The best tip I can give you, is to always have the desensitisation trainer the same, but the reinforcing trainer can differ. The reason is simple, the trainer applying pressure and moving the part of the body around can change drastically between trainers. That’s why I suggest you have the desense person being the same all the time.
There is a difference between training an animal to be used to the pressure on the skin and the sticking of the needle itself. I discovered over time, no matter how much I trained the animal to be calm, whenever I punctured the skin, I was back to where I started. Important to know is that this is ok, as long as the animal has the trust in the trainer to give the “vulnerable” body position back to the trainer. This shows you, as the trainer, that the animal still has the confidence in a potential needle sticking again.
When this problem occurs, timing is incredibly important. We discovered that working your way up to the proper gage needle helped. We start with the tiniest one at the beginning and reinforce heavily for just a tiny stick; from there we built up the needle gage. This is actually the moment you will have trained an injection compared to a blood sample.
When you come to a point where you find the vain, there is another challenge to consider and that is the pressure you apply to the vain. Too much pressure actually stops the vain from giving blood because you can create a vacuum. Best case is to find the spot where your tube is full within a short amount of time. Finding this area can be quite the challenge and some trainers use an ultrasound first to see where the vain is, but that’s another medical behaviour to train.

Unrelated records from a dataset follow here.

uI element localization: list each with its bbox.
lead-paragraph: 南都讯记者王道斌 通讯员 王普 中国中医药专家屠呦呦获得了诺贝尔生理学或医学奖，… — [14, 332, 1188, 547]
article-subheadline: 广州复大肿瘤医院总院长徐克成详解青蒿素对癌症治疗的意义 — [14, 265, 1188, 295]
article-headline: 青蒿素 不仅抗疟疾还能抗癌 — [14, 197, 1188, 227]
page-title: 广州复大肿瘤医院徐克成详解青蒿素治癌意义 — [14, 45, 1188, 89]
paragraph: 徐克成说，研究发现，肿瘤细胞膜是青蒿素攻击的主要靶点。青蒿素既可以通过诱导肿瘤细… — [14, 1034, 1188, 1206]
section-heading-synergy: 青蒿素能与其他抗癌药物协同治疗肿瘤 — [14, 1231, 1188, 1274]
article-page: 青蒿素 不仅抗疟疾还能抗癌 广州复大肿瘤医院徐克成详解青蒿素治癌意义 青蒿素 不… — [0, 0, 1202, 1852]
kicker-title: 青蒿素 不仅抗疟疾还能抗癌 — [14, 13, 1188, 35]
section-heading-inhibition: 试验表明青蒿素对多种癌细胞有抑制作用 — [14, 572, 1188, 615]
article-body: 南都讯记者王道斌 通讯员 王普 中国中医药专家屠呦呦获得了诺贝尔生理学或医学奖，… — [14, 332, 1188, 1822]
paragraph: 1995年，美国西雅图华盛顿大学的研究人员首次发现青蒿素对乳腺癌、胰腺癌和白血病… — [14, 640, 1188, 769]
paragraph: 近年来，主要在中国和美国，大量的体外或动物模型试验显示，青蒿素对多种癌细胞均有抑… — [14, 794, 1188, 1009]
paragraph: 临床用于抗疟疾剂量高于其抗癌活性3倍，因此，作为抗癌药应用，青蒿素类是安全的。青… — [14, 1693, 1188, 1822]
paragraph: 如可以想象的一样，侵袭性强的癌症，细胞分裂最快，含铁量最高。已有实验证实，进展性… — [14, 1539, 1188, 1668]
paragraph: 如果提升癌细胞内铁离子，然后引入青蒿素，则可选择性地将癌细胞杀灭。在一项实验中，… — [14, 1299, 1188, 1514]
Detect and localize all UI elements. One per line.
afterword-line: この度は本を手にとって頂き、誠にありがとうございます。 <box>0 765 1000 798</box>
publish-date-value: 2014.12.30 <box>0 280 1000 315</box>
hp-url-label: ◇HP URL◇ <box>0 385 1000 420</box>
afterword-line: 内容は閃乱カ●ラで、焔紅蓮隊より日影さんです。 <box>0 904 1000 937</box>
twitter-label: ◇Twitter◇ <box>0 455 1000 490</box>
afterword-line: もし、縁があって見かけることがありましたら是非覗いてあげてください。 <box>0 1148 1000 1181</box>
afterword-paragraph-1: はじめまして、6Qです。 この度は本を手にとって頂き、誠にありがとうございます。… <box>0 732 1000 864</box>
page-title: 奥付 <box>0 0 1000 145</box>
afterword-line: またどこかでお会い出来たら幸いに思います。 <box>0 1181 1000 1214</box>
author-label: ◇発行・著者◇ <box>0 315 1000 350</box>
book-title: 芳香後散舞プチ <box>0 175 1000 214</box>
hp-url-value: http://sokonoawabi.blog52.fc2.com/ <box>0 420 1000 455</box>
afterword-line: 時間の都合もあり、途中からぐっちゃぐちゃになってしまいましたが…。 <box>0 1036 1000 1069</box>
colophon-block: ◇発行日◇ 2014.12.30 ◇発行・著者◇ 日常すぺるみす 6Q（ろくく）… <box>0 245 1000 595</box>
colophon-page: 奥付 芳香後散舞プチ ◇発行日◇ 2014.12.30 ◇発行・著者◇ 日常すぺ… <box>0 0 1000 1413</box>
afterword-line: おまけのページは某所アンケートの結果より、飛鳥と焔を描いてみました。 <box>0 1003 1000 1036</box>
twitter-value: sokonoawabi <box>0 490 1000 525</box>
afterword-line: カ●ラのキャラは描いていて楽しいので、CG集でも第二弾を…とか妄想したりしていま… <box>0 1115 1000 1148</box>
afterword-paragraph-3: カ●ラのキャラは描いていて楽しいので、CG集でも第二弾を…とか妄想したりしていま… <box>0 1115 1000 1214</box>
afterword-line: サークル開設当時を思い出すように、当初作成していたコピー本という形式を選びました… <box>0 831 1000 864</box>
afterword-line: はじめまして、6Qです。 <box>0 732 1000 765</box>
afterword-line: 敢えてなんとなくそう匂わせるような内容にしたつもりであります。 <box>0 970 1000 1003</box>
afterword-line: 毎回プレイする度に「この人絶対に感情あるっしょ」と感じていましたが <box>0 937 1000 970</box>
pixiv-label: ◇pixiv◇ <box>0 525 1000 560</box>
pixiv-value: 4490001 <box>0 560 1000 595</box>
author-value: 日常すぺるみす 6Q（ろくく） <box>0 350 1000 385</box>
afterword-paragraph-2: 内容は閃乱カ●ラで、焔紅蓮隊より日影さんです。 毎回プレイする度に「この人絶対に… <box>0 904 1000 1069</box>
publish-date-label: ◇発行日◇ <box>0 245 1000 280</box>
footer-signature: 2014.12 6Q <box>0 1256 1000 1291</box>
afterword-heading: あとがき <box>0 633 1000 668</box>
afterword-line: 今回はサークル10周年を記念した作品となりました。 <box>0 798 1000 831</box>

I’d like to highlight the safety consideration when training a blood sample, not just for the keepers but also the animals. The positioning is very important, but the teamwork when working with two trainers is key. Communicating with each other is one of the most important safety aspects when training a blood sample. Another important part is the antecedent arrangement. This will help you directly and you will see a positive effect within your training.
It is important to keep track of your approximations because a lot is going on in a behaviour like this. The animal has to position itself, then has to stay still for a while and accept the procedure and even be relaxed after the procedure is done. This takes a lot of small approximations and timing of the trainer. I found that a blood sample has to be practised very often even if the behaviour is done already. This doesn’t mean you have to stick the animal all the time, but you practise approximations to keep the history of the behaviour strong for the goal behaviour.